Big-city problems trouble Denton Racial strife, crime afflict small town on Eastern Shore

July 25, 1993|By William Thompson | William Thompson,Staff Writer

DENTON -- Perched on a bluff overlooking the Choptank River, this town of fewer than 3,000 residents seems quintessential rural America. Children and old folks gather for afternoon concerts on the courthouse green. Farmers sell sweet corn from their pickups. Neighbors swap gossip at the corner lunch counter.

On the surface, life appears as peaceful as a box turtle walking through a flower patch.

But there's an undercurrent of unrest, a snake in the garden that has upset the notion that little towns have only little problems.

"It ain't Mayberry," one Denton resident puts it. "Not anymore."

Like other small towns once insulated from big-city travails, Denton -- the hub of Caroline County government and commerce -- has discovered that it has troubles long familiar to its urban counterparts.

Residents in one part of town say they are kept awake by the pop-pop of guns fired into the night. Drug dealers, they complain, are as common on street corners as mailboxes. Teen-agers gripe that there's nothing for them to do in the summer. Economic disparity is blatant.

Now, in the wake of two incidents in five months that saw white police officers facing crowds of angry blacks, Denton is asking itself how it earned -- and if it deserves -- the stigma of racial bigotry.

Denton's predicament, which brought Gov. William Donald Schaefer and an entourage of state officials to town, is complex. Some say problems of crime, housing and a lack of jobs affect everyone but hit blacks hardest.

Others say vestiges of racial discrimination are part of the area's Southern heritage. And perceptions vary dramatically among people of different races and generations, who don't always see the same Denton.

When it was time seven years ago for George McManus to retire, he decided to move to Denton because it reminded him of where he grew up in northern New Jersey.

"It matched a perception I was looking for," he says. "It was a kind of romantic decision to come back to a small town."

Now Mr. McManus, who holds a seat on the Town Commission, wonders if he made the right choice.

Two societies

First came the melee at a teen dance last winter. Afterward, black parents marched in the streets and demanded that Denton wake up to its racial problems.

In June, a crowd of more than 150 blacks threw rocks and bottles at police during the arrest of a 17-year-old at Riverview Gardens, a subsidized housing complex. That night someone set fire to a small building at the complex.

"It's kind of scary now," Mr. McManus says. "I think I allowed myself to believe that as a result of the civil rights movement of the '60s, that things were getting better."

At emergency public meetings called by town leaders, blacks and whites talked openly and passionately about prejudice, jobs, housing and recreation.

Mr. McManus was saddened by the picture that emerged. "Culturally, we're two different societies," he says. "We've never assimilated."

Blacks make up about one-third of the town's population of 2,977. But of the 517 residents living in poverty, more than half are black, according to 1990 U.S. census figures, the most recent available.
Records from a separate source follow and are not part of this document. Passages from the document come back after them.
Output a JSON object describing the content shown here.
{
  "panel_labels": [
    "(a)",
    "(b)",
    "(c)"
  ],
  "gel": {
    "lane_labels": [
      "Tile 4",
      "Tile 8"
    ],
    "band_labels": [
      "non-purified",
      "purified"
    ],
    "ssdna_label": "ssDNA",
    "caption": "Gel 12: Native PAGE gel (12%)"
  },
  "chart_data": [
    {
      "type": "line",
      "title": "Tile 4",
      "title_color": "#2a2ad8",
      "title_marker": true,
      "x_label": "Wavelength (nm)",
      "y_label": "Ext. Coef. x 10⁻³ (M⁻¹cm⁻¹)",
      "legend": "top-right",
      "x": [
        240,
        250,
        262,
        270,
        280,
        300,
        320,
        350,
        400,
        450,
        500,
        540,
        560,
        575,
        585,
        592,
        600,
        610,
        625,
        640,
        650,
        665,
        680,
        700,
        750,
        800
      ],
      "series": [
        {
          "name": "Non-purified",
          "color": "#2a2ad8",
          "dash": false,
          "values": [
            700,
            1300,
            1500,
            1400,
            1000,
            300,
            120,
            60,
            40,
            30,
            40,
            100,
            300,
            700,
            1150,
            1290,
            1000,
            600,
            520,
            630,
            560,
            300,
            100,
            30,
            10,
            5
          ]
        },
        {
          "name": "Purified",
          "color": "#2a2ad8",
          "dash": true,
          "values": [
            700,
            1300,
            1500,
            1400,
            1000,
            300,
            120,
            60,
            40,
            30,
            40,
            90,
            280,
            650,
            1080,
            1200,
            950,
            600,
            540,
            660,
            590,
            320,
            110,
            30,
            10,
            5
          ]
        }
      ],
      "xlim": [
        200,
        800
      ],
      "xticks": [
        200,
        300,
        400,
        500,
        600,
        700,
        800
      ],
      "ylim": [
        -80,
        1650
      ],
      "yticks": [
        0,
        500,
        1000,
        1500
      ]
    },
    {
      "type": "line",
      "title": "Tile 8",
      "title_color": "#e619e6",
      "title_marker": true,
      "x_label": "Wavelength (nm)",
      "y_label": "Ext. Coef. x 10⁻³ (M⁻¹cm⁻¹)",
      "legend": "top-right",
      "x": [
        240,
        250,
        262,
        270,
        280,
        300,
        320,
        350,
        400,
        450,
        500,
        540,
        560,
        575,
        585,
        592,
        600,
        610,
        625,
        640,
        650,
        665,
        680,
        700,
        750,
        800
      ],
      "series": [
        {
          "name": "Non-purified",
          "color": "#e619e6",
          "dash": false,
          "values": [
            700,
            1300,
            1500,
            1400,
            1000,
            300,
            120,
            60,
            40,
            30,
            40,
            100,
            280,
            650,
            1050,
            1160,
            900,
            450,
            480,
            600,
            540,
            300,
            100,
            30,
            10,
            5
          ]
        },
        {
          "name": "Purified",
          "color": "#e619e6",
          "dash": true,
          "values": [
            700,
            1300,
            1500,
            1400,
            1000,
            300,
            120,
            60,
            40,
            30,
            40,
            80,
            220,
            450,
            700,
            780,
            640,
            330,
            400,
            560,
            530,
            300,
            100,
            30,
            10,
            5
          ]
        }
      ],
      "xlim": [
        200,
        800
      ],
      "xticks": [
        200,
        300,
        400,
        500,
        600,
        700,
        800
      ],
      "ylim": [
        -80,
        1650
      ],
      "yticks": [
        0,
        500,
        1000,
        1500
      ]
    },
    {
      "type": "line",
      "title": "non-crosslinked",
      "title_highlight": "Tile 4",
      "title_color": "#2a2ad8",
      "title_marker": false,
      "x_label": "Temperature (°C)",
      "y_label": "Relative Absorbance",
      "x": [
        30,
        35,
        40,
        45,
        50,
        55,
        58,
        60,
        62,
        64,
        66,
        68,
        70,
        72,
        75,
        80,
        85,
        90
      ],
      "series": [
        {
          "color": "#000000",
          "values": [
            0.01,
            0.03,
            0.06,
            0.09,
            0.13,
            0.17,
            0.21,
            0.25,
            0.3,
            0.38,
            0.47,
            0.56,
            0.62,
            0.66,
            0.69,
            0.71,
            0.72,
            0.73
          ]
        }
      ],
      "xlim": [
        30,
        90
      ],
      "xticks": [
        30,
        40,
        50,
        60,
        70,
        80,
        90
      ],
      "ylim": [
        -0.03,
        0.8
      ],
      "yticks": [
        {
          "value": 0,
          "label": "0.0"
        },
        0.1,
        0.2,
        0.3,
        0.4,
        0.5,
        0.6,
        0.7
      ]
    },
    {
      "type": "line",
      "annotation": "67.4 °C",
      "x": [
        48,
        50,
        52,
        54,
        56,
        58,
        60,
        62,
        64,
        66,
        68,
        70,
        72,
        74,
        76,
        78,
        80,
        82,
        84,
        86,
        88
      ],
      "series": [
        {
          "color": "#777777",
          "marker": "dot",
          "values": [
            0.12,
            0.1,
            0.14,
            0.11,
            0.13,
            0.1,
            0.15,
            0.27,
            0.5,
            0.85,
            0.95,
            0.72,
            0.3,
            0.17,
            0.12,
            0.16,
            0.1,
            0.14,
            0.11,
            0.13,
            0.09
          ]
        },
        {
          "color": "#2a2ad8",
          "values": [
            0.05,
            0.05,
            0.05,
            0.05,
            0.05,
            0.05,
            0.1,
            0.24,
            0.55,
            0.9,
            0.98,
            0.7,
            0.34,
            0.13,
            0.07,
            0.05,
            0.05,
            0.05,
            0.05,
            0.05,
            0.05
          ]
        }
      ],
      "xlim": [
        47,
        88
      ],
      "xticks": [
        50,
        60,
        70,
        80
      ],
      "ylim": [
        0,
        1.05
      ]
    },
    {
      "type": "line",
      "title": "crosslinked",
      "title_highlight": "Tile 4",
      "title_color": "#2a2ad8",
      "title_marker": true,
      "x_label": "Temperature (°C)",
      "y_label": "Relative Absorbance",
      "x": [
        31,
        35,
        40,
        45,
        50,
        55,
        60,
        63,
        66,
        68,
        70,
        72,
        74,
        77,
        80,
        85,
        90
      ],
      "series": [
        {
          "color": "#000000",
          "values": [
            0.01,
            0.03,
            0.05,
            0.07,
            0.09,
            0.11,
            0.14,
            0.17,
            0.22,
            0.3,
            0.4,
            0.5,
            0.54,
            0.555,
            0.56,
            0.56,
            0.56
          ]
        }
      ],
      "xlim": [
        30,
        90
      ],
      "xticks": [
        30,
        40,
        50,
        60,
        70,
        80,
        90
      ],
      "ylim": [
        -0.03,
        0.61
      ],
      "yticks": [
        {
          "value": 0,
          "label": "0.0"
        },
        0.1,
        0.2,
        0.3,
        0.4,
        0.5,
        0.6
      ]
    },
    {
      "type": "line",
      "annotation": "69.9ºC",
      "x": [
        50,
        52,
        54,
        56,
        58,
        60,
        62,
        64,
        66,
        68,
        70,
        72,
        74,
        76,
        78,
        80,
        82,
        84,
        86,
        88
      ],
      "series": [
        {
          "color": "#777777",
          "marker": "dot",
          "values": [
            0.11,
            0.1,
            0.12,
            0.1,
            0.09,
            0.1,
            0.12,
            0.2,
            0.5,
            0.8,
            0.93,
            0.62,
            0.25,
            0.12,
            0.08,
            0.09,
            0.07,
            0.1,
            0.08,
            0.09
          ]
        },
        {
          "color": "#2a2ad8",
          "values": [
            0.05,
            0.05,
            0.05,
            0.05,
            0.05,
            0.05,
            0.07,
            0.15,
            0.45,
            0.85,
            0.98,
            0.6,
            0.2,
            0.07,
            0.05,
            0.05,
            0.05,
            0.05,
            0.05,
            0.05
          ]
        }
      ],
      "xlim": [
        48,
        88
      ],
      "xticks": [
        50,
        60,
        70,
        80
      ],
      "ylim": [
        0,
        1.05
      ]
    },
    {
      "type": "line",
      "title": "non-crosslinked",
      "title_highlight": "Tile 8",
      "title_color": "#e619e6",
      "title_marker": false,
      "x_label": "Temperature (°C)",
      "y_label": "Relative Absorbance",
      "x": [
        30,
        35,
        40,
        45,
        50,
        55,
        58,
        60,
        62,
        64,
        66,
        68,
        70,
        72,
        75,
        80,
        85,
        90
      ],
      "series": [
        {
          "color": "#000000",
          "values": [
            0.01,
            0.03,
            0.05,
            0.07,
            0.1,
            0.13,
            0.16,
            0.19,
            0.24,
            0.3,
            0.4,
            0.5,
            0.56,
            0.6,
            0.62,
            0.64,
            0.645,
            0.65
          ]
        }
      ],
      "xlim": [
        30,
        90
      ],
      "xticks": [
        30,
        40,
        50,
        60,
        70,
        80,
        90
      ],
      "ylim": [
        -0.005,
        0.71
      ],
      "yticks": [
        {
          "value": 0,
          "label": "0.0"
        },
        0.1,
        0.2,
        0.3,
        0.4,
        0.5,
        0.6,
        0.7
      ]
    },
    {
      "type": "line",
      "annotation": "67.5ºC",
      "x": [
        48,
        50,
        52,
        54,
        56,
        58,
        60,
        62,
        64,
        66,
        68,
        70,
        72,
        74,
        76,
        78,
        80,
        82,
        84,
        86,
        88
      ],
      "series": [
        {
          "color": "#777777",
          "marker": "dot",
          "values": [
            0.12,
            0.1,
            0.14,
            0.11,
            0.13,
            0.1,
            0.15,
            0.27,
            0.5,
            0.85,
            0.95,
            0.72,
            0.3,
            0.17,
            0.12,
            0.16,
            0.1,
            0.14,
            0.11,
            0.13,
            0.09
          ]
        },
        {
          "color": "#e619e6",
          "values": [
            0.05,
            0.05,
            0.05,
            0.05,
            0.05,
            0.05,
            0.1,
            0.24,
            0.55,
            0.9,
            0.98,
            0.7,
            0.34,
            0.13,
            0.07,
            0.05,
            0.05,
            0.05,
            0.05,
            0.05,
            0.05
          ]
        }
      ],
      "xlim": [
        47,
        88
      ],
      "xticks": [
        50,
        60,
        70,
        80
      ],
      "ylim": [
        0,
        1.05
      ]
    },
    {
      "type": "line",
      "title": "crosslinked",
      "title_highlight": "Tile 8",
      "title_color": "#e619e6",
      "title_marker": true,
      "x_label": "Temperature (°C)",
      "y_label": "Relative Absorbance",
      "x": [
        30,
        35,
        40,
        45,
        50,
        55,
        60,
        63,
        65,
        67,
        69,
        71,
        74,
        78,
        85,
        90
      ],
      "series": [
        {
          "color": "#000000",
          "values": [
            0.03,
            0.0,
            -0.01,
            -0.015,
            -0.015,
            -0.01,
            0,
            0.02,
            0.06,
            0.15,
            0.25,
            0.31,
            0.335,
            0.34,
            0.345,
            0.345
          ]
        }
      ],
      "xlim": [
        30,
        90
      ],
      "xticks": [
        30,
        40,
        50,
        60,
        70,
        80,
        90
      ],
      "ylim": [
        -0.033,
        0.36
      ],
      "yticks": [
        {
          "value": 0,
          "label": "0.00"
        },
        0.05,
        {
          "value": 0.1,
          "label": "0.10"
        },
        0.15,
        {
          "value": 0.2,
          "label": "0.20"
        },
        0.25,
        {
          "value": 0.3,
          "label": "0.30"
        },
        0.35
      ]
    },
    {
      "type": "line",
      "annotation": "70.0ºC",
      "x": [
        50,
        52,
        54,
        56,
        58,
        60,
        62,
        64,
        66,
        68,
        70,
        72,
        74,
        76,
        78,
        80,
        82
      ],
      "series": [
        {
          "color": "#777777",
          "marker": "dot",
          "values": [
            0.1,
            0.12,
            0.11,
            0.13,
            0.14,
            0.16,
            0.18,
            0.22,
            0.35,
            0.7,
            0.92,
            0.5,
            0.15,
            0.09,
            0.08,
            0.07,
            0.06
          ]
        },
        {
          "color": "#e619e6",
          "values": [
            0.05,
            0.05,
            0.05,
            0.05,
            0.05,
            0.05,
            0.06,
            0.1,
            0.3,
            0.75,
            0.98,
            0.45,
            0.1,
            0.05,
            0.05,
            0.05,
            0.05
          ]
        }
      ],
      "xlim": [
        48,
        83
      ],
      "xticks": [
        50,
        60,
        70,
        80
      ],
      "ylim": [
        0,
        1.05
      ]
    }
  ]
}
Median household income in 1990 was $27,885 for whites, compared with $13,869 for blacks.

Some divisions between economic classes and races are obvious.

Street signs identify one portion of a road as Fifth Avenue along the stretch where wealthy families live in large turn-of-the-century houses. On the opposite side of town, where low-income families reside, the same road is designated Fifth Street.

Longtime residents say they believe the road was named, long )) before they were born, to make a distinction between neighborhoods.

Black perspectives

"The black people in this town are really critical of everything," says Denton resident Roger Scofield. "These kids don't know prejudice. They should be able to see the other side. They should ask themselves, 'What am I doing wrong?' "

James A. Perkins, who lives outside Denton but keeps an eye on what's happened in town, holds a similar view.

"The problems are not only with the whites," he says. "Blacks themselves are great contributors." The charges that Denton police are racist he blames, in part, on "outsiders" who have moved to the town and are "planting ideas in the heads of the youngsters."

He says a number of Caroline County towns have experienced big population increases in the past decade, particularly of low-income families seeking affordable housing.

"The caliber of people we have gotten is not the most desirable," he says.

Who are Mr. Scofield and Mr. Perkins? Wealthy whites who never knew hardship or discrimination?

Hardly. Mr. Scofield, 66, was the first black on the Denton police force allowed to patrol white neighborhoods. That was in 1961. ++ He rose to police chief in 1977 and held the post 10 years until retirement.

Mr. Perkins, 66, is a retired Cooperative Extension Service employee who is president of the county chapter of the National Association for the Advancement of Colored People.